Once they got to the gate, Eva stopped for a moment. A sassy-looking gremlin was painted over the entry. She wore a red top, yellow pants, and a pair of flying goggles, and on her back, she had a pair of little wings. She looked like she was airborne, and Eva couldn’t help the giggle that rose in her throat.
“Well now, welcome, you two.” A tall girl with neatly pulled-back auburn hair stepped forward and held out a hand. She looked immaculate and freshly washed and as if she dealt with one-hundred-degree heat every day of her life. “Welcome to your new home. I see you’ve spotted our mascot—Fifinella.” The girl pointed up at the sign. “She’s our protector, a nice flying gremlin. Fifi welcomes everyone who attends Avenger Field with a smile on her face.”
The girl waited while Eva and Nina took in Fifinella.
“I’m Helena.”
“I’m Eva Scott, and this is my friend Nina Rogers.”
Nina stepped forward to shake the much taller girl’s hand. “Charmed to meet you, Helena.”
Helena scanned a list that she held. “They gave me the task of welcoming the girls to our class. It’s something I can do. Organize folks.” She pulled out a silver pen, a frown creasing her milky-smooth features, and placed a couple of neat ticks on her list.

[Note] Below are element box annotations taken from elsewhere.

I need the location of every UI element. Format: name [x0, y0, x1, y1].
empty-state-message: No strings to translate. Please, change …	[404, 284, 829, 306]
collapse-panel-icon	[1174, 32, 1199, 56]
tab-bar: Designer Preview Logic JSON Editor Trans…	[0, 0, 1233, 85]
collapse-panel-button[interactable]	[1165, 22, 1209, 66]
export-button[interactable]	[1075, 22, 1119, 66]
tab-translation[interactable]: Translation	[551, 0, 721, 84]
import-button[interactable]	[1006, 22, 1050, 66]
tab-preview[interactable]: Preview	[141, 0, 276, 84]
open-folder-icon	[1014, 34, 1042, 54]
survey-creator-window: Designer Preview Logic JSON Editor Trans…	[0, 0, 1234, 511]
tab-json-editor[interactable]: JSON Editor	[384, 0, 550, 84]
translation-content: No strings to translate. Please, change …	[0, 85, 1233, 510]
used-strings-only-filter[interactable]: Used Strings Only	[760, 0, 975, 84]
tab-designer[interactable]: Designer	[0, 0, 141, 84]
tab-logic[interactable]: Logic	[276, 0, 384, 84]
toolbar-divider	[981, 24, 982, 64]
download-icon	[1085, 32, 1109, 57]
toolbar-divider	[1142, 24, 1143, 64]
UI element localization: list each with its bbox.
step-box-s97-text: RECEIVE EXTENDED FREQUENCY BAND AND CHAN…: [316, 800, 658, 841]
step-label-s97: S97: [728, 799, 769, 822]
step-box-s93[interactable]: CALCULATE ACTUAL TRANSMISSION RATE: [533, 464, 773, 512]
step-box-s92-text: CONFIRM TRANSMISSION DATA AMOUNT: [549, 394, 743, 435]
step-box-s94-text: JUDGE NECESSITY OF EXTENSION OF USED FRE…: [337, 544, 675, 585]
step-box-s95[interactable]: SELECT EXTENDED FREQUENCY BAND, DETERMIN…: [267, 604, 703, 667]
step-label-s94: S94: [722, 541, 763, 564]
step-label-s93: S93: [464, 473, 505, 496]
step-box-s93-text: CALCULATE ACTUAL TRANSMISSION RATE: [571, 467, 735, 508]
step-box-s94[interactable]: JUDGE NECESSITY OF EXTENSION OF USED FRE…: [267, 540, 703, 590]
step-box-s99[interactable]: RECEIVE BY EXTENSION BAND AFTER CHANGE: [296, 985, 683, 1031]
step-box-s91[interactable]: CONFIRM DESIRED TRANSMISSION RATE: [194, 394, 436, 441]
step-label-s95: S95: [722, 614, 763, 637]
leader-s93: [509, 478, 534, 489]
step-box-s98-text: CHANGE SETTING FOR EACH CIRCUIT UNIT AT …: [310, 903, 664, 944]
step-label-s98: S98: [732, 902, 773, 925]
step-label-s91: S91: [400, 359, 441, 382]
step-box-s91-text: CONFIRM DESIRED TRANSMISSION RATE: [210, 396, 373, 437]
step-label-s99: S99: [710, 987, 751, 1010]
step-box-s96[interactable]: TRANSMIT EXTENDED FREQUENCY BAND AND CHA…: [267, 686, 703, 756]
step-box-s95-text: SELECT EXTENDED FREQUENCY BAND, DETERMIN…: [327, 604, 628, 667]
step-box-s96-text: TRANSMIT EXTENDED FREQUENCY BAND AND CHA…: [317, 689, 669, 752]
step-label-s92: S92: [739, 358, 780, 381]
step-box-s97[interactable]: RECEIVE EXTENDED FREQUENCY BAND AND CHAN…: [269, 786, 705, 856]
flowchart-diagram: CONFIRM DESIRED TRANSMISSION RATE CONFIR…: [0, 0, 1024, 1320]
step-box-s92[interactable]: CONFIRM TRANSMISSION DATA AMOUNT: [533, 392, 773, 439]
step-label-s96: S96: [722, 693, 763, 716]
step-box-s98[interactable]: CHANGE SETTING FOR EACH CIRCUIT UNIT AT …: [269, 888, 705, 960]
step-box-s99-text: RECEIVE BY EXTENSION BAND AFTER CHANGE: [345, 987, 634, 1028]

Nina caught Eva’s eye and raised a brow.
“We’ve been on that train for days on end,” Nina said. “I hardly know up from down, and yet, I can tell you, the sight of those planes makes me feel like I’ve arrived home at last. But you look like you’re as cool as the sea in summer.”
“You’ve come from California?” Helena asked, looking up from their names on the paper. “No wonder you’re exhausted.”
“All the way from LA,” Eva said.
The other girl standing next to Helena stepped forward.
“This is Nancy.” Helena had a well-modulated voice that sounded like it came from the East Coast, from one of Boston’s or New York’s finest schools. They’d come prepared to meet all sorts of girls, and it seemed that the group would not disappoint.